Organizing under the banner of Wex Workers United, staff at the museum including curators, educators, art handlers, and those working in front-facing positions, such as bookstore, ticketing, and visitor-experience staff, on March 4 delivered a letter to Wexner and OSU leadership asking to be recognized in affiliation with AFSCME Ohio Council 8. “We believe our endeavor is inextricably linked to the center’s stated mission and ongoing commitment to social justice and institutional transformation,” read the missive in part. “These goals can only be realized through deep structural change.”

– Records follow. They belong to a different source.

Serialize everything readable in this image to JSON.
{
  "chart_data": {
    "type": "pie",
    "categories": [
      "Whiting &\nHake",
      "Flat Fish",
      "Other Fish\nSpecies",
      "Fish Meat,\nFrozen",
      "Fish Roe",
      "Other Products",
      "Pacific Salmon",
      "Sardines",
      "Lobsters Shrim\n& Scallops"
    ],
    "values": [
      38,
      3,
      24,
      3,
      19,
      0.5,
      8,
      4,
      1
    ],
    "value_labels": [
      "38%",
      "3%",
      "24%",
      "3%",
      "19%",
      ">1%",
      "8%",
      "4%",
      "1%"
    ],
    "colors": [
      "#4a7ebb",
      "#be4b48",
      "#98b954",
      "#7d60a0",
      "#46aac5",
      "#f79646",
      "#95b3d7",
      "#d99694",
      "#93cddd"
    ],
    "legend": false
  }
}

The concerns of the organizing workers reflect those of the staffs of many US museums and include low pay, precarious hours, and the assignment of extra work duties unattended by commensurate increases in pay. Unionizing staff additionally pointed to health and safety concerns, noting that a number of the lowest-paid front-facing workers had been asked to return as the Wexner opened mid-pandemic and before the advent of any Covid-19 vaccine. Tasked with greeting the public, many of these employees found themselves in the uncomfortable and occasionally dangerous situation of having to remind visitors to wear masks.

“Staff at the Wex have individually raised our voices to articulate concerns about inequities and the health of those of us in public-facing roles at the Wex,” noted Wexner Center bookstore manager Matt Reber in a statement. “The responses have left us feeling isolated and unsupported.”

“A union helps us all in the end but is especially vital for the most vulnerable of us—the underpaid, the front-facing workers, and multiply marginalized staff members,” said learning and public practice programs coordinator Jo Snyder in a statement. “Leadership, policies, and benefits can all change without worker input, leaving staff to deal with the fallout. A union doesn’t just create solidarity among staff; it gives us consistency, whatever else might happen.”

Wexner interim codirectors Kelly Stevelt and Megan Cavanaugh on March 7 issued a brief acknowledgment, stating, “We greatly value our employees and appreciate all they do to support the Wexner Center for the Arts and our mission. We have no further comment at this time.”

Among the institutions whose staff have unionized in recent years are those at the Museum of Contemporary Art, Los Angeles; the Art Institute of Chicago; the Philadelphia Museum of Art; the Brooklyn Museum, New Museum, the Solomon R. Guggenheim Museum, and the Whitney Museum of American Art, all in New York; and the Museum of Fine Arts, Boston.